This building is an example of how lifestyles have evolved over the decades. It was one of the first luxury apartment houses that replaced many single family homes in the city.
For economic as well as practical reasons, those who could afford it began to favor living in apartments. When it was completed in 1908, the Lenox Hill building stood out from the low scale row houses that comprised the rest of the block.
This mid-rise, red and white Gothic creation had a fence around it and the entrance was located on Madison Avenue, hence the 777 Madison Avenue address. However, the building was initially called Park View for a very brief period of time.
Designed by Herbert Harde and Richard Short and owned by Charles Rogers, the building originally had two apartments per floor, each of which had 12 or 13 rooms. This was in order to accommodate the household staff. The building also had a full staff, including a doorman.
The apartment dweller, "can be entirely isolated and experience the joy of living 100 to 200 feet in the air, above the noise and dust of the street, and if he desires to travel need only dismiss his help and latch the front door, with none of the dreaded discomfort of closing up a huge house," noted a 1918 article in Architecture by Lafayette A. Goldstone.
Although the Dakota, which was completed in 1884, was one of the first luxury apartment houses on Central Park West and others followed there, this building set the tone for the ones that would be constructed on the Upper East Side.
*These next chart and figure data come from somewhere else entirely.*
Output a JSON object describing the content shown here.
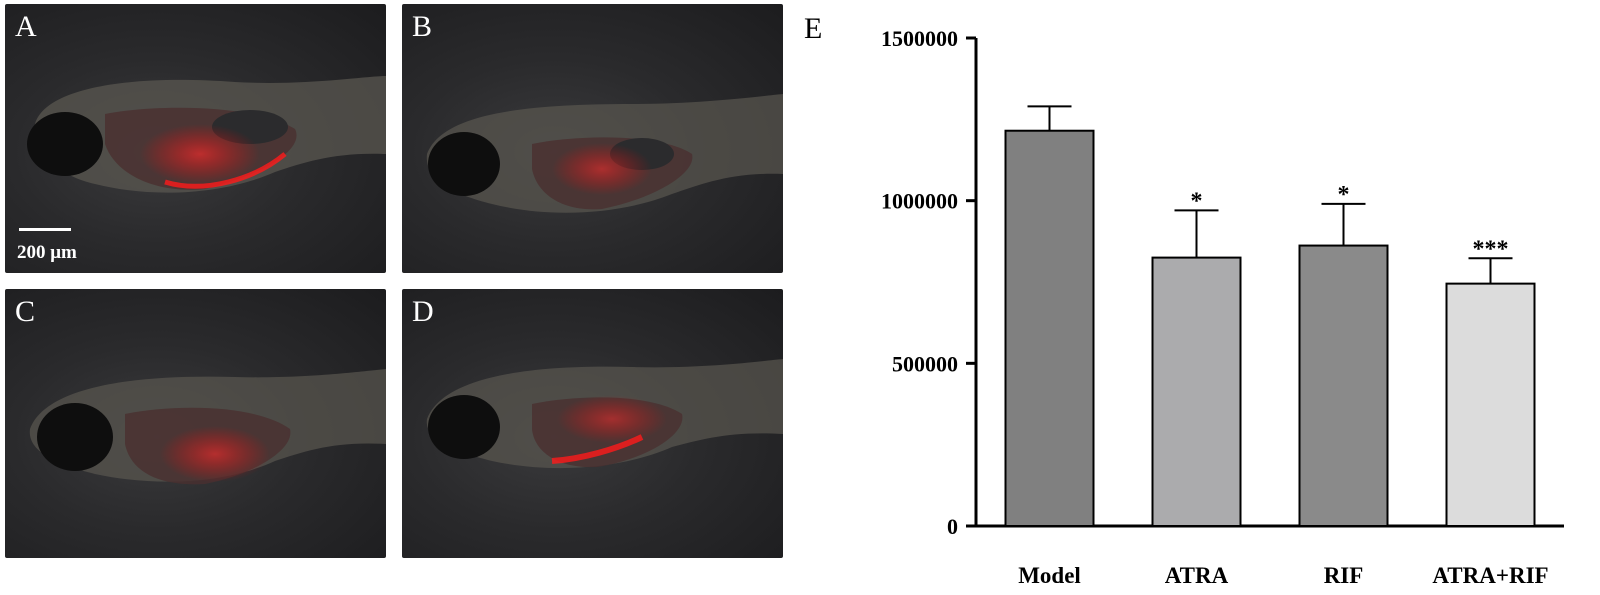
{
  "panels": [
    {
      "label": "A"
    },
    {
      "label": "B"
    },
    {
      "label": "C"
    },
    {
      "label": "D"
    }
  ],
  "scale_bar": {
    "label": "200 μm"
  },
  "chart_panel_label": "E",
  "chart_data": {
    "type": "bar",
    "categories": [
      "Model",
      "ATRA",
      "RIF",
      "ATRA+RIF"
    ],
    "values": [
      1215000,
      825000,
      862000,
      745000
    ],
    "errors": [
      75000,
      145000,
      128000,
      78000
    ],
    "significance": [
      "",
      "*",
      "*",
      "***"
    ],
    "bar_colors": [
      "#808080",
      "#ababad",
      "#8a8a8a",
      "#dcdcdc"
    ],
    "ylim": [
      0,
      1500000
    ],
    "yticks": [
      0,
      500000,
      1000000,
      1500000
    ],
    "ytick_labels": [
      "0",
      "500000",
      "1000000",
      "1500000"
    ],
    "xlabel": "",
    "ylabel": "",
    "grid": false
  }
}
Elegance was very much in style at the time and in 1909 the Verona was completed at 64th and Madison Ave.
This building has two facades, one facing 66th St. and the other facing Madison Ave. The two are joined by a distinctive corner tower intended to bring to mind contemporary Parisian apartment buildings. The original entrance was located directly below these windows and was relocated to its present address in 1929.
Not surprisingly, several of the early residents were people of note. Among them was Henry Poor, the President of Poor's Manual of Railroads. This publication, started by his father, analyzed the financial performance of the American railroad industry and was the predecessor of Standard and Poor's.
Another resident was a passenger on the Titanic. Karl Behr was one of the foremost tennis players in America and he played on the Davis Cup team in 1907. In April 1912 he boarded the Titanic in Cherbourg, France, in a bid to continue wooing a friend of his sister, Helen Monypeny Newsom. Her mother had disapproved of their relationship and she had taken her daughter on the Grand Tour of Europe to put time and space between the two. However, Behr invented a reason to travel to Europe on business and joined the pair on their return trip to America. The April 16, 1912, issue of the New York Times listed Behr among the missing. Fortunately for his family in New York, a telegram arrived that same day informing them that he was among those saved. He had been in the second lifeboat to be lowered, along with Newsom who would become his wife the following year.
Interestingly, it wasn't the Great Depression that ended the age of luxury apartment houses, but World War II. Between 1948-53, as apartments in the building were vacated the units were split into two. This building "is an impressive reminder of the grand era of the early luxury apartment house. As one of the first elegant apartment buildings of the 20th century, it stands out today as among the most distinctive extant designs of that period and as a vital architectural element in this part of the city," noted the 1977 report by the Landmarks Preservation Commission when it received landmark status. The building was added to the National Register of Historic Places in 1980.